O recorrente argue lesão da sua honorabilidade pessoal e profissional,
susceptível de reparação, a ser disso caso, pelos meios comuns civis ou
criminais.
A finalidade essencial do processo disciplinar almejado é defender os interesses
da administração da justiça, punindo os visados que os contrariem.
O exercício da acção disciplinar não tem, por isso, em princípio, em conta os
interesses pessoais dos participantes.
Não achado na participação do ora recorrente nada de especificamente censurável
à participada em termos disciplinares, não tinha a entidade recorrida, sem
competência para se pronunciar sobre matéria jurisdicional, de considerar ainda,
à luz da doutrina de Ac. STA de 15/10/99, BMJ, n.º 490/104, citada pelo
recorrente (em 12. do requerimento de interposição deste recurso), se os factos
participados, que julgou não integrarem infracções disciplinares, envolviam, ou
não, também efectiva ofensa de valores pessoais do participante.
Observa-se no parecer do M.º P.º já referido que, exigido que o interesse que
fundamenta a legitimidade activa em questão seja pessoal e directo, esse
interesse tem, enquanto tal, que incidir de forma imediata na esfera dos
direitos ou interesses legalmente protegidos de quem recorre.
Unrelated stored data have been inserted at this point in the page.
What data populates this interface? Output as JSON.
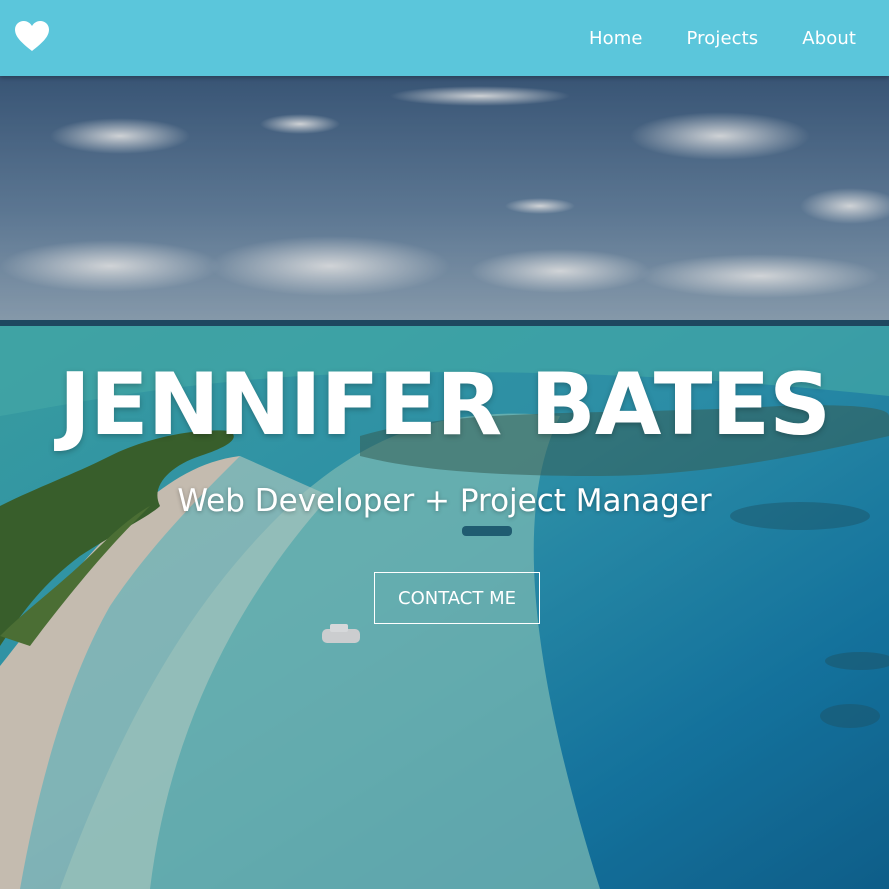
{
  "nav": {
    "logo_icon": "heart-icon",
    "links": [
      {
        "label": "Home"
      },
      {
        "label": "Projects"
      },
      {
        "label": "About"
      }
    ],
    "background": "#5bc6db"
  },
  "hero": {
    "title": "JENNIFER BATES",
    "subtitle": "Web Developer + Project Manager",
    "cta_label": "CONTACT ME",
    "background_image": "aerial tropical beach and turquoise lagoon"
  }
}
Segundo esse parecer, o hipotético interesse mediato, indirecto ou reflexo do
ora recorrente não legitima a sua pretensão de contrariar a decisão do ente
público exclusivamente competente em matéria disciplinar (consoante art.ºs 136.º
e 149.º, al. a), do EMJ), quando este determinou o arquivamento do processo
administrativo instaurado porque viu nele apenas questões de natureza
jurisdicional e não necessariamente com cariz disciplinar.
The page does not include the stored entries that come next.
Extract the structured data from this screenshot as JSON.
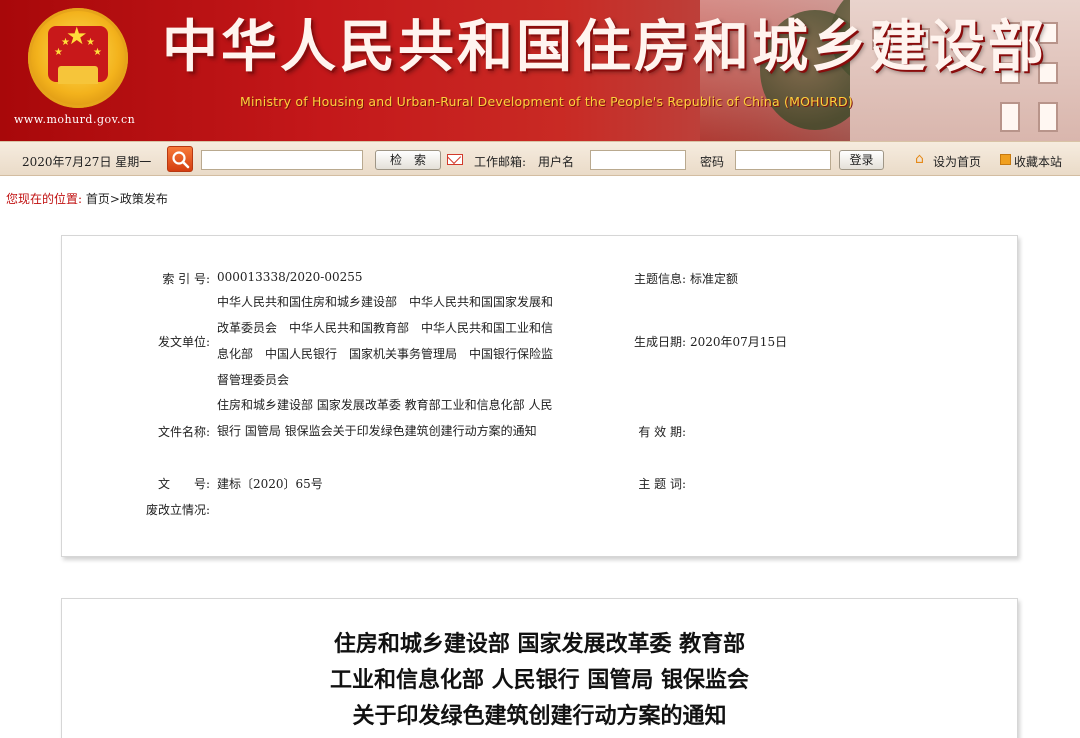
{
  "banner": {
    "title": "中华人民共和国住房和城乡建设部",
    "subtitle": "Ministry of Housing and Urban-Rural Development of the People's Republic of China (MOHURD)",
    "url": "www.mohurd.gov.cn",
    "emblem_icon": "national-emblem-icon"
  },
  "toolbar": {
    "date": "2020年7月27日 星期一",
    "search_button": "检　索",
    "mail_label": "工作邮箱:",
    "username_label": "用户名",
    "password_label": "密码",
    "login_button": "登录",
    "set_home": "设为首页",
    "bookmark": "收藏本站",
    "search_value": "",
    "username_value": "",
    "password_value": ""
  },
  "breadcrumb": {
    "label": "您现在的位置:",
    "path": "首页>政策发布"
  },
  "info": {
    "index_label": "索 引 号:",
    "index_value": "000013338/2020-00255",
    "topic_label": "主题信息:",
    "topic_value": "标准定额",
    "issuer_label": "发文单位:",
    "issuer_value": "中华人民共和国住房和城乡建设部　中华人民共和国国家发展和改革委员会　中华人民共和国教育部　中华人民共和国工业和信息化部　中国人民银行　国家机关事务管理局　中国银行保险监督管理委员会",
    "date_label": "生成日期:",
    "date_value": "2020年07月15日",
    "filename_label": "文件名称:",
    "filename_value": "住房和城乡建设部 国家发展改革委 教育部工业和信息化部 人民银行 国管局 银保监会关于印发绿色建筑创建行动方案的通知",
    "validity_label": "有 效 期:",
    "validity_value": "",
    "docno_label": "文　　号:",
    "docno_value": "建标〔2020〕65号",
    "keywords_label": "主 题 词:",
    "keywords_value": "",
    "status_label": "废改立情况:",
    "status_value": ""
  },
  "document": {
    "title_lines": [
      "住房和城乡建设部 国家发展改革委 教育部",
      "工业和信息化部 人民银行 国管局 银保监会",
      "关于印发绿色建筑创建行动方案的通知"
    ]
  },
  "colors": {
    "banner_red": "#c4181a",
    "breadcrumb_red": "#c01010",
    "subtitle_gold": "#ffd23c",
    "toolbar_bg": "#f0e3d3"
  }
}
Vem, deste modo, a ser, de facto, pertinente a conclusão de que, nas
circunstâncias descritas, o recorrente, para além de não ser o titular dos
interesses em último termo protegidos pelo direito disciplinar, também não é
directa e imediatamente afectado pela deliberação recorrida, o que, em vista do
disposto no n.º 1 do art.º 164.º do EMJ lhe retira legitimidade para interpor
este recurso.
O parecer citado refere, neste entendimento, acórdãos desta Secção de 16/3/91,
23/4/98, 21/11/2000, 8/3/2001, 23/10/2003 e 21/9/2004, nos Procs. n.ºs
80864-1.ª, 1390/97-3.ª, 2964/00-7.ª, 3699/00-4.ª, 16305-2.ª e 1802/04-4.ª.»
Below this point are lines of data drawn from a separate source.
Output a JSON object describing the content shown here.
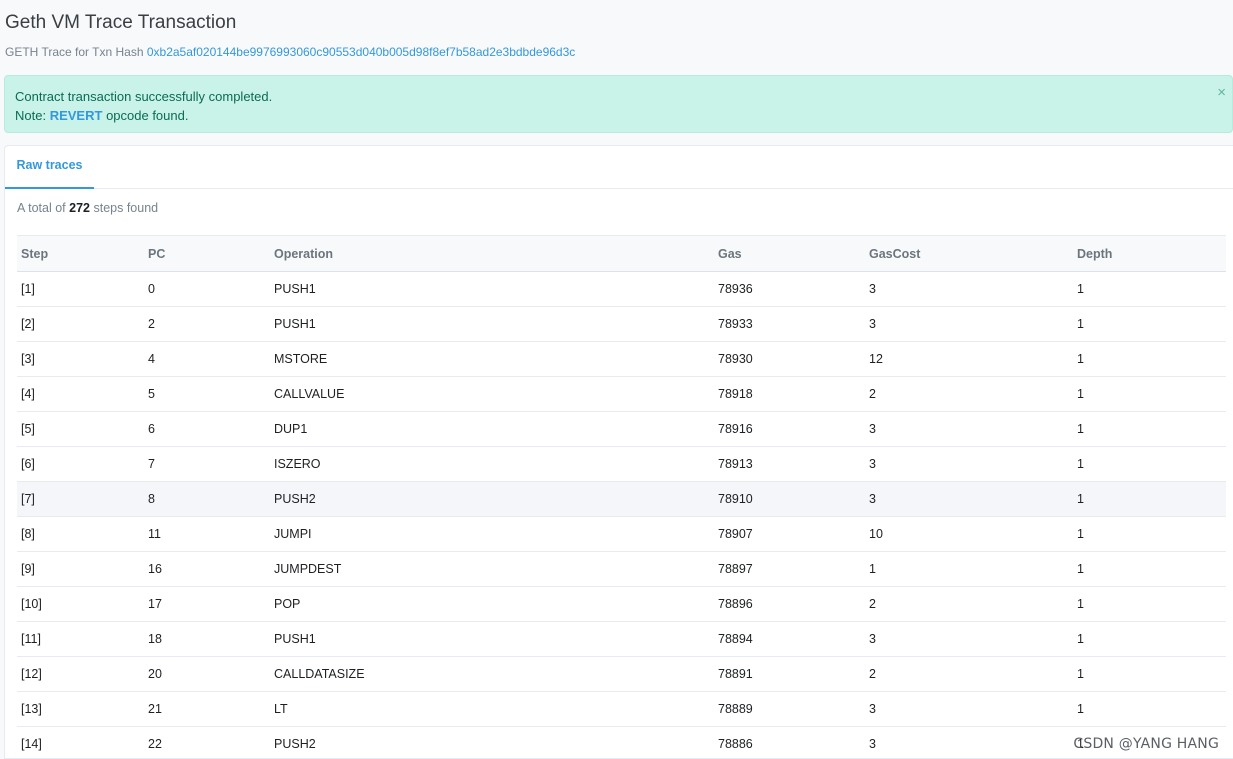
{
  "header": {
    "title": "Geth VM Trace Transaction",
    "subtitle_prefix": "GETH Trace for Txn Hash",
    "txn_hash": "0xb2a5af020144be9976993060c90553d040b005d98f8ef7b58ad2e3bdbde96d3c"
  },
  "alert": {
    "line1": "Contract transaction successfully completed.",
    "note_prefix": "Note:",
    "note_opcode": "REVERT",
    "note_suffix": "opcode found.",
    "close_label": "×"
  },
  "tabs": [
    {
      "label": "Raw traces",
      "active": true
    }
  ],
  "summary": {
    "prefix": "A total of",
    "count": "272",
    "suffix": "steps found"
  },
  "table": {
    "columns": [
      "Step",
      "PC",
      "Operation",
      "Gas",
      "GasCost",
      "Depth"
    ],
    "rows": [
      [
        "[1]",
        "0",
        "PUSH1",
        "78936",
        "3",
        "1"
      ],
      [
        "[2]",
        "2",
        "PUSH1",
        "78933",
        "3",
        "1"
      ],
      [
        "[3]",
        "4",
        "MSTORE",
        "78930",
        "12",
        "1"
      ],
      [
        "[4]",
        "5",
        "CALLVALUE",
        "78918",
        "2",
        "1"
      ],
      [
        "[5]",
        "6",
        "DUP1",
        "78916",
        "3",
        "1"
      ],
      [
        "[6]",
        "7",
        "ISZERO",
        "78913",
        "3",
        "1"
      ],
      [
        "[7]",
        "8",
        "PUSH2",
        "78910",
        "3",
        "1"
      ],
      [
        "[8]",
        "11",
        "JUMPI",
        "78907",
        "10",
        "1"
      ],
      [
        "[9]",
        "16",
        "JUMPDEST",
        "78897",
        "1",
        "1"
      ],
      [
        "[10]",
        "17",
        "POP",
        "78896",
        "2",
        "1"
      ],
      [
        "[11]",
        "18",
        "PUSH1",
        "78894",
        "3",
        "1"
      ],
      [
        "[12]",
        "20",
        "CALLDATASIZE",
        "78891",
        "2",
        "1"
      ],
      [
        "[13]",
        "21",
        "LT",
        "78889",
        "3",
        "1"
      ],
      [
        "[14]",
        "22",
        "PUSH2",
        "78886",
        "3",
        "1"
      ]
    ],
    "hovered_row": 6
  },
  "watermark": "CSDN @YANG HANG",
  "colors": {
    "accent": "#3498db",
    "alert_bg": "#c9f2e8",
    "alert_text": "#0b6b55"
  }
}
Dessa decisão apresentou o recorrente reclamação, nos seguintes termos:
«A) Expor a V. Ex.ªs. o seguinte:
1 – Como resulta de fls. 3 do mesmo, o M.º P.º teve vista aos autos e emitiu
parecer.
2 – Esse parecer foi tido em consideração na decisão de V. Ex.ªs., sem que tenha
sido permitido ao recorrente pronunciar-se sobre o mesmo.
3 – Tal omissão consubstancia vício processual, por violação do princípio do
contraditório (artigo 3.º, n.º 3, do CPC).
B) Arguir, com a fundamentação aduzida, tal vício, que deve ser sanado,
anulando-se todo o processado posterior a tal omissão e determinando-se, pois, a
notificação do recorrente para que se pronuncie sobre o conteúdo do parecer do
M.º P.º, seguindo-se, após, o demais de lei.»
Por acórdão de 23 de Março de 2006, o Supremo Tribunal de Justiça decidiu
indeferir a referida reclamação. Pode ler-se no referido aresto:
«(…)
Já, consoante art.º 172.º, n.º 1, do EMJ, indicados no requerimento de
interposição deste recurso os respectivos fundamentos de facto e de direito, e
logo, pois, nele analisada a questão prévia da legitimidade do recorrente,
observou-se, em sede de apreciação dessa questão prévia, o determinado no
subsequente art.º 173.º.
Precisamente subordinado à rubrica ou epígrafe “Questões prévias”, o seu n.º 1
determina que, distribuído o recurso, os autos vão, em fase liminar, com vista
ao M.º P.º.
O n.º 3 desse mesmo artigo estabelece, por sua vez, que, quando o relator
entender que ocorre ilegitimidade das partes ou manifesta ilegalidade do
recurso, adiantando exposição breve e fundamentada, apresentará o processo na
primeira sessão sem necessidade de vistos. Desta sorte:
A reclamada intervenção do M.º P.º, que não é parte no processo, nesta fase
liminar do recurso, faz-se em defesa da legalidade, que estatutariamente lhe
compete, consoante art.ºs 219.º, n.º 1, da Constituição, 5.º, n.ºs 1 e 3, da
LOFTJ (Lei Orgânica e de Funcionamento dos Tribunais Judiciais – Lei n.º 3/99,
de 13/1), e 2.º, n.º 2, do Estatuto do M.º P.º (Lei n.º 47/86, de 15/10, com as
alterações introduzidas pela Lei n.º 23/92, de 20/8).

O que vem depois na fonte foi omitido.